The Tree of Life congregation commissioned Cohen to compose a setting of Psalm 121 in memory of the 11 victims of the shooting. The piece will premiere with Myers as the soloist alongside the Pittsburgh Youth Chorus at an interfaith concert on Nov. 8 at the University of Pittsburgh, featuring Violins of Hope.
“I hope I can hold it together when I sing,” said Myers, who is rehearsing the piece with the Pittsburgh Youth Chorus for the first time on Monday.
The piece, called “A Psalm for Pittsburgh,” is inspired by the comfort Myers found in the psalm in the wake of the tragedy.
“My focus was on his personal journey, and the journey of anyone who is going through great suffering and mourning and sorrow,” Cohen told Religion News Service. “Knowing that meditating on this text is what allowed him to move forward, that certainly has colored, in a very powerful way, my thoughts about this psalm.”
Sung in Hebrew, Cohen’s piece begins tentatively, with a wordless melody eventually giving way to single words, then a dialogue with the youth chorus. “From where will my help come?” the soloist asks. “My help is from Adonai, maker of the heavens and the earth,” the youth chorus answers.
“This is such an atmospheric piece.

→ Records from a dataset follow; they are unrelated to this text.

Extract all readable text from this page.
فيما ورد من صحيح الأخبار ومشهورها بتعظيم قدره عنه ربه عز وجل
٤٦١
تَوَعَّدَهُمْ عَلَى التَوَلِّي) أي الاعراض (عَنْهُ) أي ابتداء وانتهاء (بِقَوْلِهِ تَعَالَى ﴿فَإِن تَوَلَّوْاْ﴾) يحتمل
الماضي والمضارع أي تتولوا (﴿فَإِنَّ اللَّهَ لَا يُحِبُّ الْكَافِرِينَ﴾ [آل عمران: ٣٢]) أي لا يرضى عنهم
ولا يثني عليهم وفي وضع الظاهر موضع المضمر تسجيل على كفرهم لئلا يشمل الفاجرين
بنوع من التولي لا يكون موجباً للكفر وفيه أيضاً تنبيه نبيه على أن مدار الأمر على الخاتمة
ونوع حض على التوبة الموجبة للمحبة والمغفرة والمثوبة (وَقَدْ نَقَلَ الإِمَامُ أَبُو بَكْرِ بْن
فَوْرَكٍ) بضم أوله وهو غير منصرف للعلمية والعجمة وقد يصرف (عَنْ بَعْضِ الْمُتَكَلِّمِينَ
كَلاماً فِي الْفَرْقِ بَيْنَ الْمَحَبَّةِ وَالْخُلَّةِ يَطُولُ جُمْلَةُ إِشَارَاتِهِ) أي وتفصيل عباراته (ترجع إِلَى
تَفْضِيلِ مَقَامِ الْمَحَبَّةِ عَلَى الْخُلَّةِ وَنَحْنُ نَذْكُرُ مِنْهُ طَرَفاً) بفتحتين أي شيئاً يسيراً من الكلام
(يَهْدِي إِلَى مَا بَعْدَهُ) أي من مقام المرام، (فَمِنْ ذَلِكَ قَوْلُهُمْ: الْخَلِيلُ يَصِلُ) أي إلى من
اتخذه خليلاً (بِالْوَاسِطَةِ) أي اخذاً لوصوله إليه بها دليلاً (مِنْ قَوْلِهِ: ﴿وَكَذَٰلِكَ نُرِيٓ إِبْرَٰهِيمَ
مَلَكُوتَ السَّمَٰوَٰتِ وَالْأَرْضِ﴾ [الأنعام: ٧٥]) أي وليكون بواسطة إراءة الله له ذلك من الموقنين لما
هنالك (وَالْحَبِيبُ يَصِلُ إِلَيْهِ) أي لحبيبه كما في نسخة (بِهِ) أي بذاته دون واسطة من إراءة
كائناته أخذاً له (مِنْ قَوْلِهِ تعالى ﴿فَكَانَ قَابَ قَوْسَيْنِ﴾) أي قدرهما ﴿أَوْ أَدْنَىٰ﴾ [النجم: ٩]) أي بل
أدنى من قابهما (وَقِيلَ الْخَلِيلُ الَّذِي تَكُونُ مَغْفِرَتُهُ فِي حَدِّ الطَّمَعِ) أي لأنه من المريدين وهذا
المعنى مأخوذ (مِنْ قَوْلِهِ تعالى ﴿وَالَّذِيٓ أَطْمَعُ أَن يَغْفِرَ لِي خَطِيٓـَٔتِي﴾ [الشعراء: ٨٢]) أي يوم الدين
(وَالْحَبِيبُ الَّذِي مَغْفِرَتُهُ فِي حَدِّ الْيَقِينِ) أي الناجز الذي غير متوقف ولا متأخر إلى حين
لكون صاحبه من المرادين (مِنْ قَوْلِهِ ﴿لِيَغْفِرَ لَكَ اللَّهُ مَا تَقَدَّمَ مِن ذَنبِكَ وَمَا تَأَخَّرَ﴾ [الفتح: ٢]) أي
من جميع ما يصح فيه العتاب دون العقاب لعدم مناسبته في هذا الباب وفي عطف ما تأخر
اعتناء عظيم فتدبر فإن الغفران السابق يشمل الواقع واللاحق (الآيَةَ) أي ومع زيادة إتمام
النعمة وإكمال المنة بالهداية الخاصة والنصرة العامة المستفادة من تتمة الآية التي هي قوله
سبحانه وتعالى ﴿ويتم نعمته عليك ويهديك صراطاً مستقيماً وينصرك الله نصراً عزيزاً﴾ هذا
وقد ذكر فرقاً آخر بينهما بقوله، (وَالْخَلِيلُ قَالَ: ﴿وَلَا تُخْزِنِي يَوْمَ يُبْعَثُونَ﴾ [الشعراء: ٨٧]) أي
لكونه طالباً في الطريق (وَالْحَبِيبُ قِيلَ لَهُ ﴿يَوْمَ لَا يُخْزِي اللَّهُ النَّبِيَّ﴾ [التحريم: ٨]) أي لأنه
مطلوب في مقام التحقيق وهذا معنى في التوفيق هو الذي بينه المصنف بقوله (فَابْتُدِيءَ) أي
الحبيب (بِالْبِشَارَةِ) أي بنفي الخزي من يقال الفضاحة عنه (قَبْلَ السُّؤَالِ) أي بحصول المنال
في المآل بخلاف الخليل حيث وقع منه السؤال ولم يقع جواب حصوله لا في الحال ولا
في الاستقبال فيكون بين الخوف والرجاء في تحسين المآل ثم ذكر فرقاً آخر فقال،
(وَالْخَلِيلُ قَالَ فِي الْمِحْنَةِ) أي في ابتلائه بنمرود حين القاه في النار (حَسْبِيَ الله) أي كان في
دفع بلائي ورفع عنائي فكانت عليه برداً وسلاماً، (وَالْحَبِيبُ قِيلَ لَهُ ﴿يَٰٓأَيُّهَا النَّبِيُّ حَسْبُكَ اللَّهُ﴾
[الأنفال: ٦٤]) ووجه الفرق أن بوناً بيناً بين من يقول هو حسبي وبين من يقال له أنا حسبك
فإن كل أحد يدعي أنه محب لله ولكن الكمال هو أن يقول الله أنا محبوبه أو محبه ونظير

It’s very deep. It evokes all kinds of feelings, as it should,” Shawn Funk, artistic director of the Pittsburgh Youth Chorus, told RNS. “The music provides a story in and of itself.”
Cohen said his composition is not about transcending grief, but about “finding a way toward a glimmer of hope and returning to a love of the world,” even in the midst of sorrow.
And hope is what our world desperately needs, according to Myers. He said it’s the support from people in Pittsburgh, the emails and letters of encouragement he receives daily from around the world, and music like this that continue to bring healing.
“Music, when it comes in the ears, it doesn’t go to your brain,” said Myers. “It goes directly to your heart. And it can uplift you in ways that go far beyond words.”